🤖 AI Summary
This work addresses the efficiency and accuracy limitations of high-dimensional kernel density estimation, which stem from the difficulty of designing location-adaptive kernels. It introduces, for the first time, a pretraining paradigm into nonparametric density estimation by leveraging a pretrained neural network to data-dependently recommend adaptive kernel functions for each sample. To handle distributional shifts between pretraining and target domains, the method incorporates a fine-tuning strategy. The proposed approach substantially improves high-dimensional density estimation performance: when the target distribution is close to the pretraining distribution, it achieves markedly higher accuracy than conventional methods; even under significant distributional discrepancies, fine-tuning effectively restores much of the performance gain.
📝 Abstract
Density estimation in high-dimensional settings is an important and challenging statistical problem.Traditional methods based on kernel smoothing are inefficient in high dimensions due to the difficulties in specifying appropriate location-adaptive kernels.
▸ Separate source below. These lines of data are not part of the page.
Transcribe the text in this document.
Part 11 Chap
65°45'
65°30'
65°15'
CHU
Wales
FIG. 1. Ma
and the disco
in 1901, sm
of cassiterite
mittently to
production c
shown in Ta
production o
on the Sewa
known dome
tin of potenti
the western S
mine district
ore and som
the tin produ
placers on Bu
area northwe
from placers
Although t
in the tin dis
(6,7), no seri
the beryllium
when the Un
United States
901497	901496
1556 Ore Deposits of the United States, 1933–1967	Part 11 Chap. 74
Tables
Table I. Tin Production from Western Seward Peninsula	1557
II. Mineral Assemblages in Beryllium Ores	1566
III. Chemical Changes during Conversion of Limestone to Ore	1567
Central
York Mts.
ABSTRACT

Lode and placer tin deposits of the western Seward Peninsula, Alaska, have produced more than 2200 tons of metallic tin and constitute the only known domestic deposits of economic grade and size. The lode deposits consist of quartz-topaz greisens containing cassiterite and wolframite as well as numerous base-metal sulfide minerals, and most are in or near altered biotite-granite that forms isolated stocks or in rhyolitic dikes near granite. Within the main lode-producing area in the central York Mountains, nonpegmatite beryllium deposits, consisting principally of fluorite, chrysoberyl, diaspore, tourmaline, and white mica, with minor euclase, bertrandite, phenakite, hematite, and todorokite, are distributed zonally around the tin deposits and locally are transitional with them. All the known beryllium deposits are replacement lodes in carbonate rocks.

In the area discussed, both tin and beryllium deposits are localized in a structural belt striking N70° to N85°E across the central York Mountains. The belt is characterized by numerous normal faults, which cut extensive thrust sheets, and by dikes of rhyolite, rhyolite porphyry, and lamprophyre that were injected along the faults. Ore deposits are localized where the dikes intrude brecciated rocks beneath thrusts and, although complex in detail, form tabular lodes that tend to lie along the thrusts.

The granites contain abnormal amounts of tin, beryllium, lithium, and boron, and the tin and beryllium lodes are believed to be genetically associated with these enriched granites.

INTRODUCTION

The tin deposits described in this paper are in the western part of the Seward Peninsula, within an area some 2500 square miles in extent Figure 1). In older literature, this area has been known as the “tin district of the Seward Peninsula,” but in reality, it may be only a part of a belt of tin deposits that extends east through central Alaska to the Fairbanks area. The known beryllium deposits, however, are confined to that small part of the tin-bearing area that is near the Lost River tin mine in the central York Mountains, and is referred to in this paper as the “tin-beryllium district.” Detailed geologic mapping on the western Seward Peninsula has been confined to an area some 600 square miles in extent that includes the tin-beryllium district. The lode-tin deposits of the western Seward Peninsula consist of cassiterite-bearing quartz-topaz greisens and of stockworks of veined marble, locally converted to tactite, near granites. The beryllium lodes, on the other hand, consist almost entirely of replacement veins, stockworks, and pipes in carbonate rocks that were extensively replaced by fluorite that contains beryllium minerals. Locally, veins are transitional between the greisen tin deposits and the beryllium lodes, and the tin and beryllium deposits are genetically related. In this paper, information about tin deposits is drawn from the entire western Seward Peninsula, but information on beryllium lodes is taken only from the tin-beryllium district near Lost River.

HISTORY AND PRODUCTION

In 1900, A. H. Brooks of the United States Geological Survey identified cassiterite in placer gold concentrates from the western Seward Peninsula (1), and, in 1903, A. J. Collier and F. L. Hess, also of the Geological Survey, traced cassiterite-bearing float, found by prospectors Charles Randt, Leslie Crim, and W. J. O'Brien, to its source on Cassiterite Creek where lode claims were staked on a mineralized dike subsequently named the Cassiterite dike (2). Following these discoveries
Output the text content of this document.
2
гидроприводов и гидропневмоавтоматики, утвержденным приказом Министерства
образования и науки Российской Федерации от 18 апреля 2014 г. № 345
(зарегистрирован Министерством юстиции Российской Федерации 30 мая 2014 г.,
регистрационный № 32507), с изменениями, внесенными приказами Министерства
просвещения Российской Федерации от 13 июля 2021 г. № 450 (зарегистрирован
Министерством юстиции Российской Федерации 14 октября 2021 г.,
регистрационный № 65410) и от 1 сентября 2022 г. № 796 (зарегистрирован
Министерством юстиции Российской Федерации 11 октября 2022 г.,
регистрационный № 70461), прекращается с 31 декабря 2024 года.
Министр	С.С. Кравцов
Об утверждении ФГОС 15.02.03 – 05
In this work, we introduce pre-training, a key idea behind many cutting-edge AI technologies, to the context of non-parametric density estimation. By establishing a pre-trained neural network that can recommend an appropriate location-adaptive kernel for each sample point, efficient density estimation with adaptive kernels is achieved in high dimensions. A wide range of numerical experiments show that this strategy is highly effective for improving density-estimation accuracy, when the target distribution is close to the distribution family for pre-training. When the target distribution is substantially different from the pre-training distribution family, the benefit from the proposed pre-training strategy may be diluted, but can be reactivated by an additional fine-tuning procedure.